Personal details

Sara F.

Based in: 🇧🇷 Brazil

Timezone: Brasilia (UTC-3)

Summary

I began my career in data in 2016 as a database administrator for a small consulting firm in Brazil. After that experience, I explored other dataoriented roles and ultimately landed in data engineering. Since then, I have been striving to enhance my technical and nontechnical skills. In my view, effective data engineering entails not only constructing data pipelines, but also promoting communication and ensuring that everyone speaks the same data language.

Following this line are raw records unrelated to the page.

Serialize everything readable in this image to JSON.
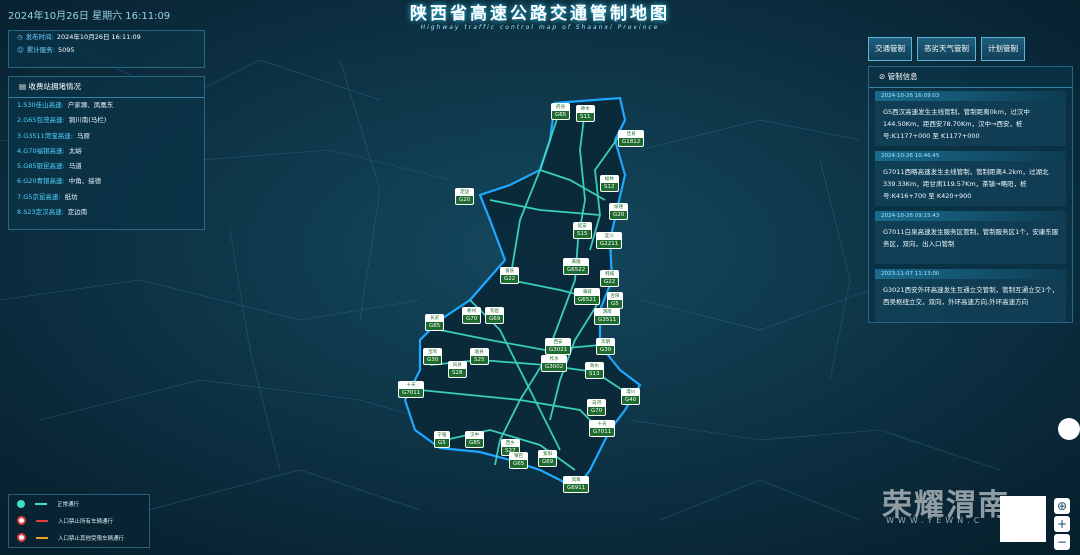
{
  "header": {
    "datetime": "2024年10月26日  星期六  16:11:09",
    "title": "陕西省高速公路交通管制地图",
    "subtitle": "Highway traffic control map of Shaanxi Province"
  },
  "info": {
    "publish_label": "发布时间:",
    "publish_value": "2024年10月26日 16:11:09",
    "total_label": "累计服务:",
    "total_value": "5095"
  },
  "toll": {
    "title": "收费站拥堵情况",
    "items": [
      {
        "route": "1.S30佳山高速:",
        "place": "户家塬、凤凰东"
      },
      {
        "route": "2.G65包茂高速:",
        "place": "铜川南(马栏)"
      },
      {
        "route": "3.G3511菏宝高速:",
        "place": "马原"
      },
      {
        "route": "4.G70福银高速:",
        "place": "太峪"
      },
      {
        "route": "5.G85银昆高速:",
        "place": "马道"
      },
      {
        "route": "6.G20青银高速:",
        "place": "中角、绥德"
      },
      {
        "route": "7.G5京昆高速:",
        "place": "纸坊"
      },
      {
        "route": "8.S23定汉高速:",
        "place": "定边南"
      }
    ]
  },
  "buttons": [
    "交通管制",
    "恶劣天气管制",
    "计划管制"
  ],
  "control": {
    "title": "管制信息",
    "cards": [
      {
        "time": "2024-10-26 16:09:03",
        "text": "G5西汉高速发生主线管制，管制距离0km，过汉中144.50Km，距西安78.70Km，汉中→西安，桩号:K1177+000 至 K1177+000"
      },
      {
        "time": "2024-10-26 10:46:45",
        "text": "G7011西略高速发生主线管制，管制距离4.2km，过湖北339.33Km，距甘肃119.57Km，茶镇→略阳，桩号:K416+700 至 K420+900"
      },
      {
        "time": "2024-10-26 09:15:43",
        "text": "G7011白泉高速发生服务区管制，管制服务区1个，安康东服务区，双向，出入口管制"
      },
      {
        "time": "2023-11-07 11:13:00",
        "text": "G3021西安外环高速发生互通立交管制，管制互通立交1个，西吴枢纽立交，双向，外环高速方向,外环高速方向"
      }
    ]
  },
  "legend": [
    {
      "label": "正常通行",
      "color": "#41e0c8"
    },
    {
      "label": "入口禁止所有车辆通行",
      "color": "#e23d3d"
    },
    {
      "label": "入口禁止其他受限车辆通行",
      "color": "#f0a020"
    }
  ],
  "watermark": {
    "brand": "荣耀渭南",
    "url": "WWW.YEWN.C"
  },
  "signs": [
    {
      "name": "府谷",
      "code": "G65"
    },
    {
      "name": "神木",
      "code": "S11"
    },
    {
      "name": "佳县",
      "code": "G1812"
    },
    {
      "name": "榆林",
      "code": "S12"
    },
    {
      "name": "定边",
      "code": "G20"
    },
    {
      "name": "绥德",
      "code": "G20"
    },
    {
      "name": "延安",
      "code": "S15"
    },
    {
      "name": "宜川",
      "code": "G2211"
    },
    {
      "name": "富县",
      "code": "G22"
    },
    {
      "name": "黄陵",
      "code": "G6522"
    },
    {
      "name": "韩城",
      "code": "G22"
    },
    {
      "name": "蒲城",
      "code": "G6521"
    },
    {
      "name": "合阳",
      "code": "G5"
    },
    {
      "name": "长武",
      "code": "G85"
    },
    {
      "name": "彬州",
      "code": "G70"
    },
    {
      "name": "旬邑",
      "code": "G69"
    },
    {
      "name": "渭南",
      "code": "G3511"
    },
    {
      "name": "西安",
      "code": "G3021"
    },
    {
      "name": "华阴",
      "code": "G30"
    },
    {
      "name": "宝鸡",
      "code": "G30"
    },
    {
      "name": "凤县",
      "code": "S28"
    },
    {
      "name": "眉县",
      "code": "S25"
    },
    {
      "name": "柞水",
      "code": "G3002"
    },
    {
      "name": "商州",
      "code": "S13"
    },
    {
      "name": "十天",
      "code": "G7011"
    },
    {
      "name": "漫川",
      "code": "G40"
    },
    {
      "name": "白河",
      "code": "G70"
    },
    {
      "name": "十天",
      "code": "G7011"
    },
    {
      "name": "宁强",
      "code": "G5"
    },
    {
      "name": "汉中",
      "code": "G85"
    },
    {
      "name": "西乡",
      "code": "S27"
    },
    {
      "name": "镇巴",
      "code": "G65"
    },
    {
      "name": "紫阳",
      "code": "G69"
    },
    {
      "name": "岚皋",
      "code": "G6911"
    }
  ]
}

AWS | GCP | Python | Hadoop Ecosystem | ETL | Data Visualization | SQL | Big Data | Linux | Git

Technical skills

Top 3 skills

Python・5 yrs SQL・8 yrs Infrastructure・5 yrs

Other skills

Data Pipelines・7 yrs Amazon Redshift・4 yrs Google Cloud Platform・5 yrs Airflow・4 yrs Kubernetes・5 yrs

Work Experience

Senior Data Platform Engineer

Jusbrasil - | Jan 2022 - Present

Python

MySQL

MongoDB

PostgreSQL

Amazon Redshift

Prometheus

Kafka

I am currently a Senior Data Engineer handling a platform that processes over 100 million daily records and manages 1200+ data sources coming from Big Table, MongoDB, Postgres, MySQL, APIs, Kafka, Netsuite, Zendesk, and more. To support this high demand, I've helped create highly flexible Spark frameworks specialized in data ingestion and storage, configurable to each source via a HOCON configuration file. Beyond that, I have deployed and integrated multiple services in the platform infrastructure, like Airbyte, Consul, and Opentelemetry server, using them to provide integration with data sources, increasing the stability and maintainability of the platform, and together with Prometheus and Grafana, creating an observability infrastructure that allows real-time monitoring for all platform's elements.

Main projects:

- Deployment of tools like Airbyte, Prometheus, Grafana and custom services.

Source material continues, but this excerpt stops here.